À la rigueur, on pourrait choisir un autre adjectif dans le titre de notre article, mais selon la thèse de Theo Anthony, le regard, à chaque moment, change selon notre perception des choses. Proposition d’autant plus judicieuse qu’elle englobe toute une série de démonstrations sur la notion d’objectivité.

Voir ce qu’on a envie de voir. Sentir les choses en accord avec nos convictions. Pour dialoguer avec le spectateur, Anthony signe après Rat Film (2016), son premier long métrage documentaire, un essai où la complexité s’allie aux écrits de trois grands noms de la pensée pour élucider sa thèse : William Blake, poète et intellectuel du 18e siècle; Donna Haraway, professeure en Histoire de l’inconscient, au Département d’études féministes de l’Université de Californie ; et Frederick Douglass, à l’avant-garde de l’abolitionnisme, homme de lettres afro-américain, très vite affranchi de son ancien statut de sous-privilégié.

Dans le premier chapitre, « As the eye, such the object / L’objet, tel que le voit l’œil nu » introduit la proposition selon des mots de Blake.

Suivi de « What is a science where the self is held intact? » / Qu’est-ce qu’une science où le moi est maintenu intact » – Haraway. Persistence of Vision.
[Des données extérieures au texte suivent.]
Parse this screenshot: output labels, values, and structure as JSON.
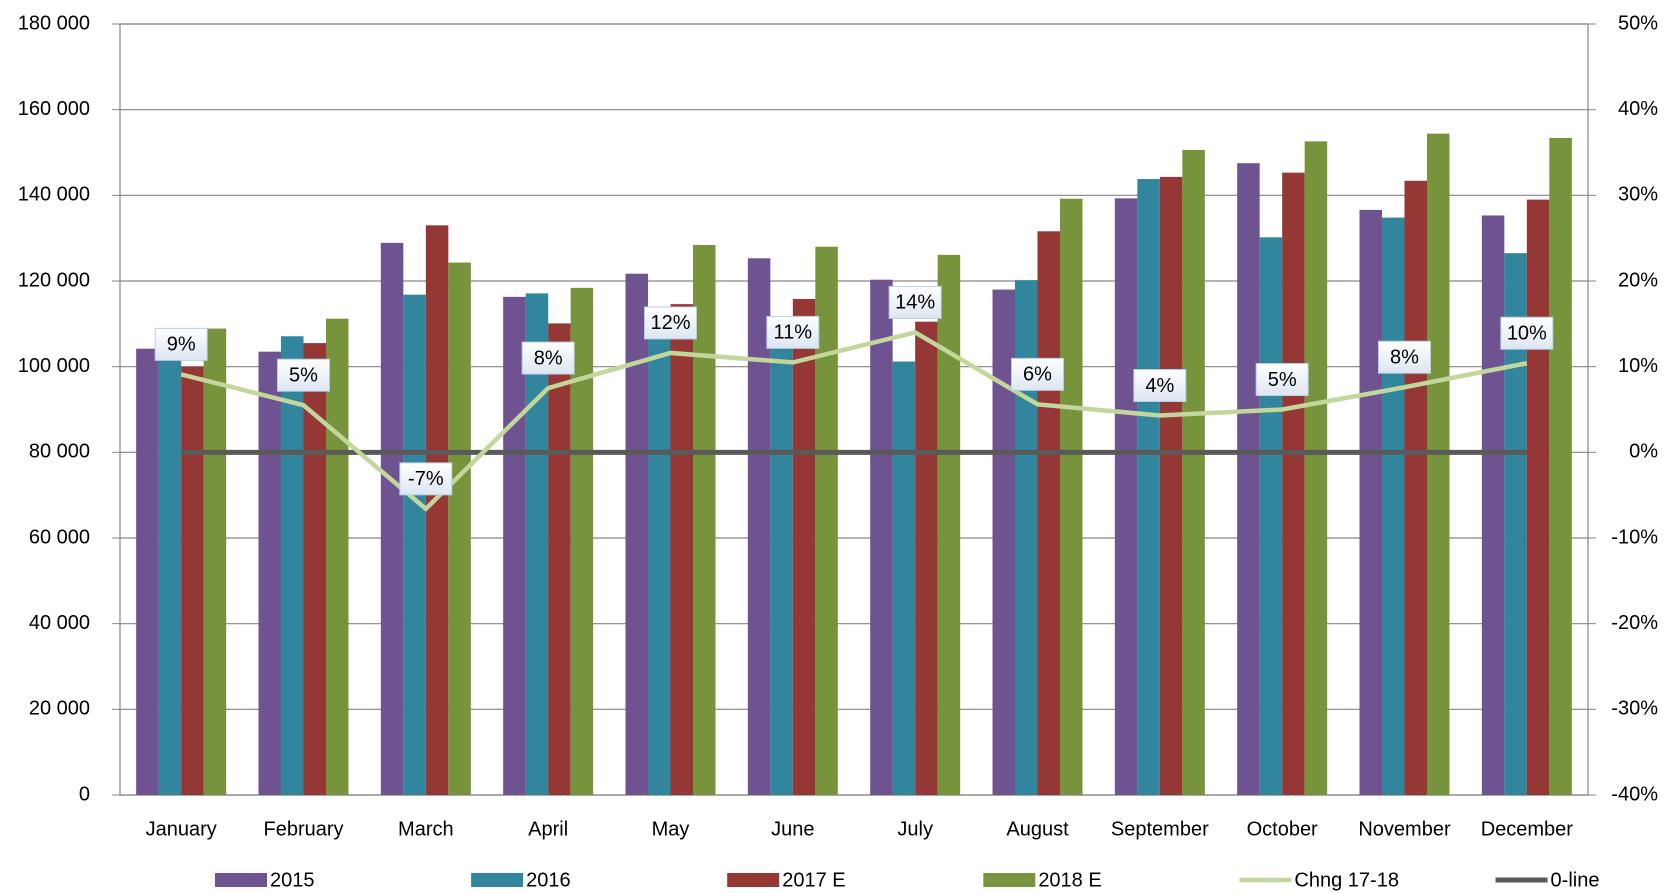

Une entrée surprenante à l’intérieur de Axon Enterprise, Inc., une société spécialisée dans les appareils de sécurité individuels non létaux. Détient aussi la plus grande part dans la  fabrication des controversés Taser. Colonne vertébrale du film qui se situe, sans vraiment le montrer, à l’orée des récents évènements chez nos voisins du sud, remettant la question à l’ordre du jour.

[ Le film ] soulève la question de savoir que devient le cinéma.
Doit-il muter vers quelque chose proche de notre inconscient?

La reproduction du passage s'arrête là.